A l’image de cette troupe qui, lors de chaque création, accueille les spectateurs dans une ambiance de fête généreuse et bienveillante, qui pense et réorganise chaque parcelle de mur, chaque rideau, chaque centimètre du théâtre pour plonger le public dans l’atmosphère de la nouvelle création, cet ouvrage témoigne d’une envie généreuse d’immerger le lecteur au cœur de la vie du Soleil.
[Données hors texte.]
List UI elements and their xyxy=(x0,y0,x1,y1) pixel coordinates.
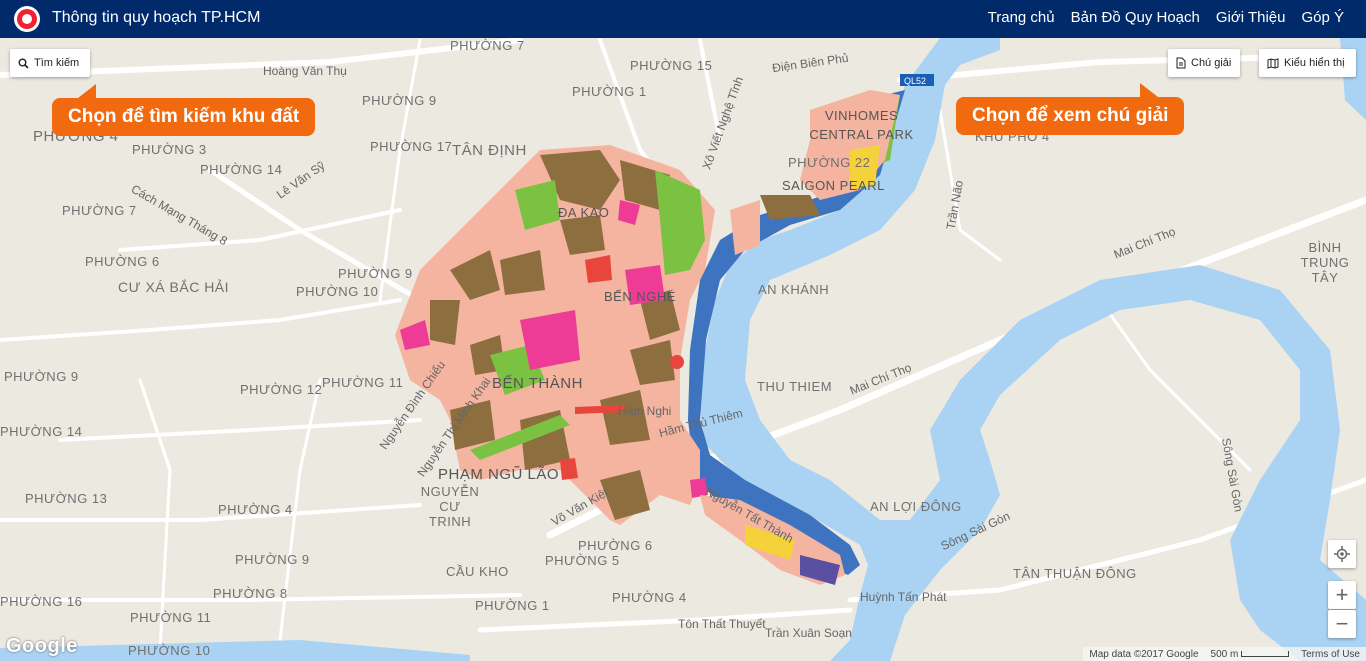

Mille et une pensées fourmillent à travers les 352 pages, et la multitude de petites attentions qu’on retrouve à l’intérieur du livre ou sur sa couverture amène une grande valeur au livre.
Toute l’histoire de cette compagnie nous est contée.
Pour que nous soyons témoins de cette aventure, pour que nous puissions transmettre à notre tour et ne jamais oublier que oui, à notre époque où les rêvent sont anéantis dès qu’ils commencent à naître, oui, certains d’entre nous ont réussi contre vents et marées, ensemble, collectivement, à faire vivre une utopie de théâtre humain et exigeant…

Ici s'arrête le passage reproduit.